Après vingt ans de réflexion et de travail, Montesquieu publie en 1748 son ouvrage majeur, De l’esprit des lois, ou du rapport que les lois doivent avoir avec la constitution de chaque gouvernement, les mœurs, le climat, la religion et le commerce. La philosophie politique jusqu’alors, de Platon jusqu’à Hobbes, s’était intéressée à l’État ou à la société de manière générale. Ici, Montesquieu prend en compte les données particulières, naturelles ou culturelles, et fonde son raisonnement sur l’observation : il crée en l’occurrence la science et la sociologie politiques.

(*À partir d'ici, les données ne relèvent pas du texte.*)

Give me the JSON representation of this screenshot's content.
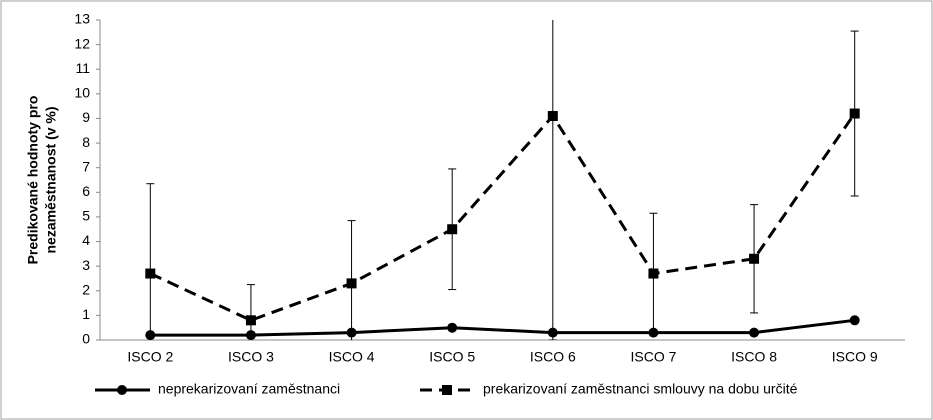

L’ouvrage comprend trente et un livres. L’auteur propose une typologie des gouvernements : le républicain, le monarchique, le despotique, qui se fondent respectivement sur la vertu ou la modération, l’honneur et la crainte. Il montre comment tous ces gouvernements peuvent tomber en décadence. Il explique la nécessité pour préserver la liberté de séparer, comme en Angleterre, les trois pouvoirs, l’exécutif, le législatif, le judiciaire. Il étudie l’influence du climat, du terrain, des mœurs, de la démographie et du commerce sur les lois humaines. Il compare enfin le droit romain au droit français et aux lois féodales. De nombreux points ont frappé les contemporains, et notamment la réflexion sur l’État et sur la liberté. Dans un passage célèbre, par exemple, Montesquieu prend position contre l’esclavage des nègres en proposant une ironique apologie de cette pratique barbare.

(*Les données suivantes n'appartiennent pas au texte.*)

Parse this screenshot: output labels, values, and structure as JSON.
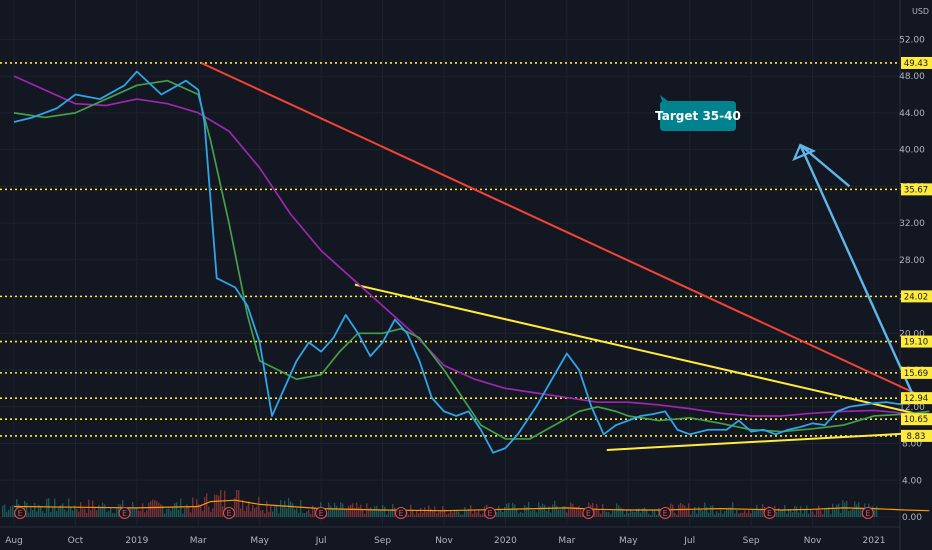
{
  "chart_data": {
    "type": "line",
    "currency": "USD",
    "ylim": [
      0,
      54
    ],
    "y_ticks": [
      "0.00",
      "4.00",
      "8.00",
      "12.00",
      "16.00",
      "20.00",
      "24.00",
      "28.00",
      "32.00",
      "36.00",
      "40.00",
      "44.00",
      "48.00",
      "52.00"
    ],
    "x_ticks": [
      "Aug",
      "Oct",
      "2019",
      "Mar",
      "May",
      "Jul",
      "Sep",
      "Nov",
      "2020",
      "Mar",
      "May",
      "Jul",
      "Sep",
      "Nov",
      "2021"
    ],
    "horizontal_levels": [
      "49.43",
      "35.67",
      "24.02",
      "19.10",
      "15.69",
      "12.94",
      "10.65",
      "8.83"
    ],
    "annotation": {
      "text": "Target 35-40",
      "color": "#00838f"
    },
    "earnings_marker": "E",
    "colors": {
      "price": "#2fa4e7",
      "ma_fast": "#43a047",
      "ma_slow": "#9c27b0",
      "downtrend": "#f44336",
      "wedge": "#ffeb3b",
      "levels": "#ffeb3b",
      "volume_up": "#26a69a",
      "volume_down": "#ef5350",
      "volume_ma": "#ff9800",
      "arrow": "#5fb6e8"
    },
    "series": [
      {
        "key": "price",
        "x": [
          0,
          0.3,
          0.7,
          1,
          1.4,
          1.8,
          2,
          2.4,
          2.8,
          3,
          3.1,
          3.3,
          3.6,
          3.8,
          4,
          4.2,
          4.4,
          4.6,
          4.8,
          5,
          5.2,
          5.4,
          5.6,
          5.8,
          6,
          6.2,
          6.4,
          6.6,
          6.8,
          7,
          7.2,
          7.4,
          7.6,
          7.8,
          8,
          8.2,
          8.5,
          8.8,
          9,
          9.2,
          9.4,
          9.6,
          9.8,
          10,
          10.2,
          10.4,
          10.6,
          10.8,
          11,
          11.3,
          11.6,
          11.8,
          12,
          12.2,
          12.4,
          12.6,
          12.8,
          13,
          13.2,
          13.4,
          13.6,
          13.8,
          14,
          14.2,
          14.4,
          14.6,
          14.9
        ],
        "y": [
          43,
          43.5,
          44.5,
          46,
          45.5,
          47,
          48.5,
          46,
          47.5,
          46.5,
          43,
          26,
          25,
          23,
          19,
          11,
          14,
          17,
          19,
          18,
          19.5,
          22,
          20,
          17.5,
          19,
          21.5,
          20,
          17,
          13,
          11.5,
          11,
          11.5,
          9.5,
          7,
          7.5,
          9,
          12,
          15.5,
          17.8,
          16,
          12,
          9,
          10,
          10.5,
          11,
          11.2,
          11.5,
          9.5,
          9,
          9.5,
          9.5,
          10.5,
          9.3,
          9.5,
          9,
          9.5,
          9.8,
          10.2,
          10,
          11.5,
          12,
          12.2,
          12.4,
          12.5,
          12.3,
          12.4,
          12.6
        ]
      },
      {
        "key": "ma_fast",
        "x": [
          0,
          0.5,
          1,
          1.5,
          2,
          2.5,
          3,
          3.2,
          3.5,
          3.8,
          4,
          4.3,
          4.6,
          5,
          5.3,
          5.6,
          6,
          6.3,
          6.6,
          7,
          7.3,
          7.6,
          8,
          8.4,
          8.8,
          9.2,
          9.5,
          9.8,
          10,
          10.5,
          11,
          11.5,
          12,
          12.5,
          13,
          13.5,
          14,
          14.5,
          14.9
        ],
        "y": [
          44,
          43.5,
          44,
          45.5,
          47,
          47.5,
          46,
          41,
          32,
          22,
          17,
          16,
          15,
          15.5,
          18,
          20,
          20,
          20.5,
          19.5,
          16,
          13,
          10,
          8.5,
          8.5,
          10,
          11.5,
          12,
          11.5,
          11,
          10.5,
          10.8,
          10.2,
          9.5,
          9.3,
          9.6,
          10,
          11,
          11.2,
          11.5
        ]
      },
      {
        "key": "ma_slow",
        "x": [
          0,
          0.5,
          1,
          1.5,
          2,
          2.5,
          3,
          3.5,
          4,
          4.5,
          5,
          5.5,
          6,
          6.5,
          7,
          7.5,
          8,
          8.5,
          9,
          9.5,
          10,
          10.5,
          11,
          11.5,
          12,
          12.5,
          13,
          13.5,
          14,
          14.5,
          14.9
        ],
        "y": [
          48,
          46.5,
          45,
          44.8,
          45.5,
          45,
          44,
          42,
          38,
          33,
          29,
          26,
          23,
          20,
          16.5,
          15,
          14,
          13.5,
          13,
          12.5,
          12.5,
          12.2,
          11.8,
          11.3,
          11,
          11,
          11.3,
          11.5,
          11.6,
          11.3,
          11
        ]
      },
      {
        "key": "volume_ma",
        "x": [
          0,
          1,
          2,
          3,
          3.2,
          3.6,
          4,
          4.5,
          5,
          6,
          7,
          8,
          8.5,
          9,
          9.5,
          10,
          10.5,
          11,
          11.5,
          12,
          12.5,
          13,
          13.5,
          14,
          14.5,
          14.9
        ],
        "y": [
          1.5,
          1.4,
          1.3,
          1.5,
          2.2,
          2.4,
          1.8,
          1.5,
          1.2,
          1,
          0.9,
          1.1,
          1.2,
          1.3,
          1.1,
          1,
          1,
          1.1,
          1.2,
          1.1,
          1,
          1.1,
          1.3,
          1.2,
          1,
          0.9
        ]
      }
    ],
    "trendlines": [
      {
        "key": "downtrend",
        "x": [
          3.05,
          14.95
        ],
        "y": [
          49.43,
          12.6
        ]
      },
      {
        "key": "wedge_upper",
        "x": [
          5.55,
          14.85
        ],
        "y": [
          25.3,
          11
        ]
      },
      {
        "key": "wedge_lower",
        "x": [
          9.65,
          14.85
        ],
        "y": [
          7.3,
          9.2
        ]
      }
    ],
    "target_arrow": {
      "x": [
        14.7,
        12.8,
        13.6
      ],
      "y": [
        12.3,
        40.5,
        36
      ]
    },
    "earnings_x": [
      0.1,
      1.8,
      3.5,
      5.0,
      6.3,
      7.75,
      9.35,
      10.6,
      12.3,
      13.9
    ]
  }
}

Mais cette liberté dont parle Montesquieu a suscité des interprétations divergentes. Pour les uns, l’auteur défend surtout les libertés particulières de la classe féodale, dont les pouvoirs, en effet, ont été confisqués par le roi. Pire encore, il défend peut-être la liberté sauvage du capitalisme mercantile. D’autres, au contraire, ont vu en lui le précurseur de la pensée socialiste, car il a insisté sur le rôle nécessaire de l’État et de la vertu des hommes dans la vie sociale. Réformiste ou réactionnaire, il a inspiré, en tout cas des penseurs très divers. Quoi qu’il en soit, Montesquieu n’en demeure pas moins une figure de premier plan, et son œuvre capitale fait le lien entre l’humanisme et le stoïcisme* chrétiens des siècles précédents et la pensée nouvelle des philosophes de son temps.